ATHENS — It was the great debut season that few expected. In a season of disappointment, it was one of the few things that went right. It was almost flawless, almost perfect.
And yet, according to Aaron Murray, it wasn’t that great.
“If I had to grade myself on my performance, I’d give myself a C at best,” the Georgia quarterback said.
Most other observers would give Murray an A-minus at worst: More than 3,000 passing yards, 24 passing touchdowns, only eight interceptions. Yes, the team struggled to a 6-7 record, but little of the blame lay with a freshman quarterback.
The question entering this season would seem to be whether it’s even possible for Murray to improve — especially with star receiver A.J. Green gone to the NFL, and questions all around him on offense.
But after spending the offseason watching film of every play from 2010 with offensive coordinator Mike Bobo, Murray thinks there’s two grade levels of improvement to be made.
“If you all were able to go back and watch the film the way we watch the film and critique it the way I critique it and the way Coach Bobo critiques it, there were tons of plays last year where I left on the field,” Murray said. “I could’ve thrown a completion here or there, or thrown a touchdown here or there, or checked to a play here or there that I didn’t do. There are a lot of corrections to be made.”
That includes his accuracy, his footwork, even his knowledge of the Georgia playbook.
But still ... a ‘C’ grade after throwing for the second-most yards by a freshman in SEC history? After being named to numerous freshman All-America lists? After tying for the Georgia record for most touchdowns in one season?
“That’s what you get out of Aaron; he wants to be great,” said junior tight end Orson Charles, who was Murray’s high school teammate. “And that’s good, that’s the type of guy I want on my team, and I’m happy on my team. And if he thinks last year wasn’t good enough, I’m all behind him.”
“He’ll judge himself on wins and losses, rather than stats,” said sophomore Arthur Lynch, who is Murray’s roommate. “That’s what makes him such a great player.”
Murray said his performance last year shouldn’t have been surprising “when you look at the team I had around me.” Besides Green (even though he was suspended the first four games), there was also Kris Durham (a fourth-round pick), offensive lineman Clint Boling (another fourth-rounder) and Charles.

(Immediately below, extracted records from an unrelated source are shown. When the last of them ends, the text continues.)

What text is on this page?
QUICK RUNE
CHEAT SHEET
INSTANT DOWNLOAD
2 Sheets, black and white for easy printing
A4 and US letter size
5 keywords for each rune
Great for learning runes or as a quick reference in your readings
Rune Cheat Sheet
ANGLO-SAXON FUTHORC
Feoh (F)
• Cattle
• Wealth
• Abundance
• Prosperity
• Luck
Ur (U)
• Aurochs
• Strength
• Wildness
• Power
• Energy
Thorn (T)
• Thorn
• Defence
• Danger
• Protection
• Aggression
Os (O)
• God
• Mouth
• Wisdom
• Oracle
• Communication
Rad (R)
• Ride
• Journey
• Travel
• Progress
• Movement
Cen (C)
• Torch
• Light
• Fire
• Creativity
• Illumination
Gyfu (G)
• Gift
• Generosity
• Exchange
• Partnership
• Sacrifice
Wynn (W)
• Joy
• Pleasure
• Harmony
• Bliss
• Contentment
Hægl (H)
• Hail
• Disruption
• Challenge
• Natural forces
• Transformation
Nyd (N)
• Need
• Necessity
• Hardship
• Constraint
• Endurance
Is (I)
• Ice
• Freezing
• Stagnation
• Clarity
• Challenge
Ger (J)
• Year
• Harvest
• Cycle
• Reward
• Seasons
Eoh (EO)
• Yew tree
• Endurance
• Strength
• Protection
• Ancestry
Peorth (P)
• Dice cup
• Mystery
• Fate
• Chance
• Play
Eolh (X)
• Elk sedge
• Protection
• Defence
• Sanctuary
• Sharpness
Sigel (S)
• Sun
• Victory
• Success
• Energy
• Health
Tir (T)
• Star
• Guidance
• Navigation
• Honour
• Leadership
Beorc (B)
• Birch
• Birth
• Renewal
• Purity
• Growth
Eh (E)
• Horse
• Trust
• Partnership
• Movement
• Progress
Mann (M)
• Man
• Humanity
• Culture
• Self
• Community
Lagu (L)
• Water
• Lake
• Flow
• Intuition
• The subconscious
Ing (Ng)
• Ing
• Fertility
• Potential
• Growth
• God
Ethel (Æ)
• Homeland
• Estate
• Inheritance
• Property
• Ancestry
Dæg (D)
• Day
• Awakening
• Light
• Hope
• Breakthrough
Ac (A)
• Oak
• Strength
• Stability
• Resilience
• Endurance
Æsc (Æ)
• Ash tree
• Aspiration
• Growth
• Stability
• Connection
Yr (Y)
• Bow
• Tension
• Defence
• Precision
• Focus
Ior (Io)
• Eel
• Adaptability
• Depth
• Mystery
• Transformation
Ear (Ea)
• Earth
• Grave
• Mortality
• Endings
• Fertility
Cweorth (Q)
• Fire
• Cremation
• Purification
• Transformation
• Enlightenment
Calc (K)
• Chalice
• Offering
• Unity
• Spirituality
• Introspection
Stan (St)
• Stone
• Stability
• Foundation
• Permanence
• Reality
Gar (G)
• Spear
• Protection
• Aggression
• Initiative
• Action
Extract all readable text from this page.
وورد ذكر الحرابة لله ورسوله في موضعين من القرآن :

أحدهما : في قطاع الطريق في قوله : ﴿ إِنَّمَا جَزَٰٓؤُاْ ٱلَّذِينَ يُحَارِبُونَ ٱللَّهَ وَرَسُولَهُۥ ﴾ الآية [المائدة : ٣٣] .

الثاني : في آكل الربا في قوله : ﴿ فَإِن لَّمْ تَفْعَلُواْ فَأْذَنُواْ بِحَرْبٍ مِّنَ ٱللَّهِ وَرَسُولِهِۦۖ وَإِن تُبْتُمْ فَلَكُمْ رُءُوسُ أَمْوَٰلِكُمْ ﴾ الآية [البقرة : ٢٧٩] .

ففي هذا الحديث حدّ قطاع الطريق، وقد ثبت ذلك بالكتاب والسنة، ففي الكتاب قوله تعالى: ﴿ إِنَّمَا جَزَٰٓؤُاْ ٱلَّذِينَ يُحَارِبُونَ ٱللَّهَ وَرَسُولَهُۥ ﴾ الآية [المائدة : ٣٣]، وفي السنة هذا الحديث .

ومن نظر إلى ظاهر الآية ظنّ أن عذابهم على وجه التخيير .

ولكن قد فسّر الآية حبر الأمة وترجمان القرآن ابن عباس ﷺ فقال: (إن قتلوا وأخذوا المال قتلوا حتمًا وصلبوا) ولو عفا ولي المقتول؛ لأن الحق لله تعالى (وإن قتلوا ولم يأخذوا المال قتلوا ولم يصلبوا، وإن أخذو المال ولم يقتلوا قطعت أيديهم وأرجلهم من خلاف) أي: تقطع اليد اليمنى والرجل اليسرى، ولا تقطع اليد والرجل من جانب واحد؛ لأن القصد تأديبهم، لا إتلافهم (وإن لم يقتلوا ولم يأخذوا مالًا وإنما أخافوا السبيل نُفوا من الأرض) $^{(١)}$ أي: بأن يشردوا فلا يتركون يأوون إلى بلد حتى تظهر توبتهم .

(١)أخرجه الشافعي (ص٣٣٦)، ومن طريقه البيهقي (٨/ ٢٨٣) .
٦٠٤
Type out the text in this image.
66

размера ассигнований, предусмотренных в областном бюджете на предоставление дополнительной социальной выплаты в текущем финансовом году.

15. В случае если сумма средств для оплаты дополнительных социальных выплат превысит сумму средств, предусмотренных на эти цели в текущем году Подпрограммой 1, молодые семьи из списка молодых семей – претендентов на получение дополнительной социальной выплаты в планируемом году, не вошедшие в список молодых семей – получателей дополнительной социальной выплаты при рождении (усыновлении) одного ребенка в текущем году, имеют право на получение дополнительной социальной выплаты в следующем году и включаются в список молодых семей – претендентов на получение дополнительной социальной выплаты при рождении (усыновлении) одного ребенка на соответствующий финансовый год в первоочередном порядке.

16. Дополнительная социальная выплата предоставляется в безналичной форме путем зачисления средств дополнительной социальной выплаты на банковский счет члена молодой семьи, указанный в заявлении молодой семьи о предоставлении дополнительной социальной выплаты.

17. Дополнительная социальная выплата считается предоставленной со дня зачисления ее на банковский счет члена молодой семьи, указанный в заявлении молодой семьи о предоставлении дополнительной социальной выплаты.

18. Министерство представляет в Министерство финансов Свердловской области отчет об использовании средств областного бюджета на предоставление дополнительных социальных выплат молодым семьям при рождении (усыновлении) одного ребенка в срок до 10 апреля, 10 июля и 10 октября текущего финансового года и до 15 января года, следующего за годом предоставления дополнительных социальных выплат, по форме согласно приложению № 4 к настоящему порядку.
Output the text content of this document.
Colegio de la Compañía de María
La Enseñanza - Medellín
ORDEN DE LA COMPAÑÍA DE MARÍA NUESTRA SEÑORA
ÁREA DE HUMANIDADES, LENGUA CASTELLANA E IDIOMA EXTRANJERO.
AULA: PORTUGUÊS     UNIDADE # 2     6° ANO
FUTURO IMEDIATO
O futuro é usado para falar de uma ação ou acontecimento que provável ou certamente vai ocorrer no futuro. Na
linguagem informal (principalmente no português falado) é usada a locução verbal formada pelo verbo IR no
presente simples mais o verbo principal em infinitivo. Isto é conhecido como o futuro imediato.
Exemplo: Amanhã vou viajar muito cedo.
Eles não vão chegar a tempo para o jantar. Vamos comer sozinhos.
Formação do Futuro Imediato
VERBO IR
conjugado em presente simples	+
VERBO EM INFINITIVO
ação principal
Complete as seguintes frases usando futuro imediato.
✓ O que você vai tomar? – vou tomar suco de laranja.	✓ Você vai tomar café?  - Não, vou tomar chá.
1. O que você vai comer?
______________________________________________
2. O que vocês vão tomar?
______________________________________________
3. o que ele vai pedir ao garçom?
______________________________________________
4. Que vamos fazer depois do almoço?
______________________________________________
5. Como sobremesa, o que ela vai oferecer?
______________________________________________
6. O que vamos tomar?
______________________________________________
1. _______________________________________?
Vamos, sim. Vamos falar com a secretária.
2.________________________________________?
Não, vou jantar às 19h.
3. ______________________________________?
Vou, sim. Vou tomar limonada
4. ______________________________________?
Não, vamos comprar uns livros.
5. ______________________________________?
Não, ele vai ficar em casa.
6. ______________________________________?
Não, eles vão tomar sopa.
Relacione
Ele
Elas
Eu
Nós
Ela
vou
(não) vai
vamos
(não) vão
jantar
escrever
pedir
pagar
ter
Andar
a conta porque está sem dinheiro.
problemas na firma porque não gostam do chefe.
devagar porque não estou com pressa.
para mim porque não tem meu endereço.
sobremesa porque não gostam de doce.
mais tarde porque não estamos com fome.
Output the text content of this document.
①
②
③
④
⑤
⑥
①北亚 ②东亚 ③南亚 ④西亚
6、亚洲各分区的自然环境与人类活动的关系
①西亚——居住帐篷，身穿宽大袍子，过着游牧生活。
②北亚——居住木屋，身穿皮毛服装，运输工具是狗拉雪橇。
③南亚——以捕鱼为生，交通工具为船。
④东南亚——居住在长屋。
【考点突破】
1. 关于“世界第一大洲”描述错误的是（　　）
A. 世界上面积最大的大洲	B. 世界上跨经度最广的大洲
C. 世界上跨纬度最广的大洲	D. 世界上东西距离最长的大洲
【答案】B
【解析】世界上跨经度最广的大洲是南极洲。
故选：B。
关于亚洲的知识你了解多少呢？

Then Murray added that he should have a similar season because of the talent around him this year, but that’s debatable. Charles is back, but the offensive line has been decimated by injuries, and the receivers and tailbacks are unproven.
“We need to take the pressure off of Aaron,” Charles said of the rest of the offense.
Head coach Mark Richt was asked this week how much Murray could really improve on last year. He thought a moment before offering up that “Aaron can improve,” then acknowledging that “24 TDs and eight picks, that’s pretty strong for any season for any guy.”
Richt anticipates that Murray will now have quicker recognition in the pocket. His accuracy may improve, and not just in terms of completion percentage, but hitting receivers in stride and setting them up for big plays.
Richt recalled a few deep balls where receivers — specifically Kris Durham — would catch it but be tackled right away.
“You’re thankful it’s a completion and it might be 50 yards or whatever. But if you hit him on the dead run he might go to the house,” Richt said. “There’s probably four or five that Durham had that might have gone to the house.”
There were also slant runs where Murray might be able to lead the receiver a bit more and complete a longer play.
“I think his accuracy will improve because his comfort level with what we’re doing,” Richt said. “He’s already improved in that everybody really believes in the guy. I think everyone wanted to believe in him last year and saw good signs to believe in. But now there’s no question in their mind that he’s the leader of the team.”
Murray’s worst performance came in the final game: Against Central Florida in the Liberty Bowl, he couldn’t lead the team to any touchdowns, was picked off twice and was held to 198 passing yards.
That was also the only time last year that Murray wore a glove, which drew plenty of outsized attention. Murray said he has no plans to wear one again, but he said he wouldn’t promise anything.
Bobo apparently doesn’t want Murray to don the gloves, either.
“He brought that up in the meeting (Thursday): ‘You are not wearing a glove,’ “ Murray said Thursday, laughing. “He was like, ‘I don’t care if you throw better with it or not, I don’t want to deal with the media about it.’ I was like, ‘All right Coach, I won’t wear a glove anymore.”